Harich wird mit seinen Ideen und seinem rhetorischen Talent rasch zur zentralen Figur eines Diskussionszirkels beim Berliner Aufbau-Verlag, zu dem Verlagsleiter Walter Janka, der Philosoph Manfred Hertwig und der Wirtschaftswissenschaftler Bernhard Steinberger gehören. Als Nikita Chruschtschow im Februar 1956 auf dem 20. Parteitag der Kommunistischen Partei der Sowjetunion mit Stalin und seinen Verbrechen abrechnet, geht Harich in die Offensive und fordert in einem 50-seitigen Konzept Ulbrichts Ende: Voraussetzung für die "Wiedervereinigung der deutschen Arbeiterbewegung" sei ein "Führungswechsel in der SED ".Kurz nach dem Aufstand in Ungarn im Oktober 1956 wird Harich zum einem Gespräch mit dem sowjetischen Botschafter Puschkin geladen und über seine Ansichten ausgefragt. Ein paar Tage später danach wird Harich zu Ulbricht bestellt. Ulbricht bezeichnet die Vorgänge in Ungarn als Konterrevolution und sagt zu Harich: "Wenn sich hier so was rausbildet, wie [...] in Ungarn, in Budapest.
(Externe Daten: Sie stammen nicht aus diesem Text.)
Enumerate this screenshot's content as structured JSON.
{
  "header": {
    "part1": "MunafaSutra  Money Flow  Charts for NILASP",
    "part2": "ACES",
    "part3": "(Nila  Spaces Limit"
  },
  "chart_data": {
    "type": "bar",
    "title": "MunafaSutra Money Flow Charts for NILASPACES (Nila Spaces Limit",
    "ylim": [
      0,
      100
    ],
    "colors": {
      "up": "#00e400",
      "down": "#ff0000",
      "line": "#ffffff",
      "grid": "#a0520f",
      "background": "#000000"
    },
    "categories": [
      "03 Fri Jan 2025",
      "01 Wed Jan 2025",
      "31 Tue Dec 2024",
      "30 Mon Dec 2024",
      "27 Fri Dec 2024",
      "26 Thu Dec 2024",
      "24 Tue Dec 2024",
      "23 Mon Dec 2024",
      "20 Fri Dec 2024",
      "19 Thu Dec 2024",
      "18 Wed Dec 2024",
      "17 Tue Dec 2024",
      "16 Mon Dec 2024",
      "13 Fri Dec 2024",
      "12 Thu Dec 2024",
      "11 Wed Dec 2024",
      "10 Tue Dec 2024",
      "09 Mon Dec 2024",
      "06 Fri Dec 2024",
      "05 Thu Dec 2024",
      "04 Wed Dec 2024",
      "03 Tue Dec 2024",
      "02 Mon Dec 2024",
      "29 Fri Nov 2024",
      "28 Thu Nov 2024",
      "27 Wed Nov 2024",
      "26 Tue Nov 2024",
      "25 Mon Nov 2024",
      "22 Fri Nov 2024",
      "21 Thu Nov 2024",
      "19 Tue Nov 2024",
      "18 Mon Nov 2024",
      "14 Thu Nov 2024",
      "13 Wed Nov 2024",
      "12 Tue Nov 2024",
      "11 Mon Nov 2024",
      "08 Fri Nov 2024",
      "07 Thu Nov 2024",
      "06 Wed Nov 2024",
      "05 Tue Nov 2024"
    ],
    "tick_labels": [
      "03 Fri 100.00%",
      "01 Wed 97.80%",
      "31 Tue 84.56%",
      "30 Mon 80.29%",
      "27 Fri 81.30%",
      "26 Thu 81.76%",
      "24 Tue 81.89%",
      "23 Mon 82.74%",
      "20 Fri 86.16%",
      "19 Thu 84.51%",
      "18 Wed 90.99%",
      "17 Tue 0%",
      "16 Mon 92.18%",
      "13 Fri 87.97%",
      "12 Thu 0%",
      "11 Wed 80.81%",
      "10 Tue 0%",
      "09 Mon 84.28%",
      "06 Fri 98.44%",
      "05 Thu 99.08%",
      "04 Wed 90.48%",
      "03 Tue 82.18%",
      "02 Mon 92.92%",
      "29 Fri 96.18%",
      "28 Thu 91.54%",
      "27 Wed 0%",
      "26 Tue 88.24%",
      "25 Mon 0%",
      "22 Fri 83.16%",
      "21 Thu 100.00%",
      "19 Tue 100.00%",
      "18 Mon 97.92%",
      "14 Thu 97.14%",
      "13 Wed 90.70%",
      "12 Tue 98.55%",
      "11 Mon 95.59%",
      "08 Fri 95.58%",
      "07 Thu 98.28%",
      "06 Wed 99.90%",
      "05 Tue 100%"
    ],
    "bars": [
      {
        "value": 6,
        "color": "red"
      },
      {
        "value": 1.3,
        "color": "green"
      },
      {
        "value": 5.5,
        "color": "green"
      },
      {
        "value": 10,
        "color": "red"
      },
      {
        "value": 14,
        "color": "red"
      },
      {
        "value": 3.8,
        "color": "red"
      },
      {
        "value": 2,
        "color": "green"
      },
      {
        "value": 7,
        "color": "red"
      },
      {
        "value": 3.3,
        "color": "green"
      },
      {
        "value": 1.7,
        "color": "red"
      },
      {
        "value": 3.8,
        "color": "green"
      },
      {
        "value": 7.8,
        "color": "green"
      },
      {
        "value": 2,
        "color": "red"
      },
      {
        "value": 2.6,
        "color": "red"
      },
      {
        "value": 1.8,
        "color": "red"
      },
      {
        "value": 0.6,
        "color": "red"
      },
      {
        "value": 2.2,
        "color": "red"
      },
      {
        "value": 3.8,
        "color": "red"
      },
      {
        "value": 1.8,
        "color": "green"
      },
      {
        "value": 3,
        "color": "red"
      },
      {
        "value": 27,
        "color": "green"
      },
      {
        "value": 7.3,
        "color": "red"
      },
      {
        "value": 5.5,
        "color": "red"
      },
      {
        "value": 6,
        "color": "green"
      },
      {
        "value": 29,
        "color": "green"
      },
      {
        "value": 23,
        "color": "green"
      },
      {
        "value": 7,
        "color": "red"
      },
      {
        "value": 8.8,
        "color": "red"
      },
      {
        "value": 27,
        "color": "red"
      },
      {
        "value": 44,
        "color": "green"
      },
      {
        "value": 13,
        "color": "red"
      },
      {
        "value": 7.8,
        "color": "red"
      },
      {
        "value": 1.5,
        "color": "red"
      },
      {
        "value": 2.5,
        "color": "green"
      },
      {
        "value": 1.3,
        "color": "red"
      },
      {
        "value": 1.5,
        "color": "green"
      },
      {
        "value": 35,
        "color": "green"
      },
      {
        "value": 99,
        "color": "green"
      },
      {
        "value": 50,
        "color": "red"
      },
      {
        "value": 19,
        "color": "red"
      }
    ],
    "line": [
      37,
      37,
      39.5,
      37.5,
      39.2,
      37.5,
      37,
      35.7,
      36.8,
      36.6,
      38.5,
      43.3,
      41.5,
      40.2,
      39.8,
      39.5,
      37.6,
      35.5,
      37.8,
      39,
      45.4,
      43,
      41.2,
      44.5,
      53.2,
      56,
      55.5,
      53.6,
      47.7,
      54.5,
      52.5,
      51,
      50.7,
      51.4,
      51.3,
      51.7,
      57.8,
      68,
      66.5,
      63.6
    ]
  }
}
Das wird im Keime erstickt, ja?!" Wenig später werden Harich, Hertwig, Janka und Steinberger verhaftet.

Ruf eines Denunzianten

Ulbricht will einen Schauprozess. Dazu gehört - nach stalinistischen Vorbild - ein geständiger Angeklagter, der sich voller Reue zeigt und seine tatsächlichen oder vermeintlichen Mittäter belastet. Anfang März 1957 ist Harich soweit: Er gesteht seine staatsfeindlichen Aktivitäten und bedankt sich bei der Stasi, dass sie ihn aufgehalten hat. Der Prozess dauert drei Tage. Am 9. März 1957 ergeht das Urteil: Zehn Jahre Haft für Harich wegen so genannter Boykotthetze. Steinberger bekommt vier Jahre, Hertwig zwei Jahre Bautzen. In einem zweiten Prozess erhält auch der Rest der angeblichen Verschwörer Gefängnisstrafen. Janka, altgedienter Kommunist und Spanienkämpfer, ist der einzige, der kein Geständnis ablegt - und Harich als Denunzianten bezeichnet. Als Harich 1964 nach acht Jahren amnestiert wird, eilt ihm der Ruf des Verräters voraus.Nach dem Ende der DDR wird das Urteil gegen Harich aufgehoben. Er hofft, seine Ehre doch noch retten zu können, und beantragt vor Gericht, dass die Prozessakten von damals geöffnet werden. Doch sein Antrag wird abgelehnt. Wolfgang Harich arbeitet in seinen letzten Lebensjahren an einer Monografie über seinen ersten philosophischen Lehrer Nicolai Hartmann. Sie erscheint nie. Harich stirbt am 15. März 1995.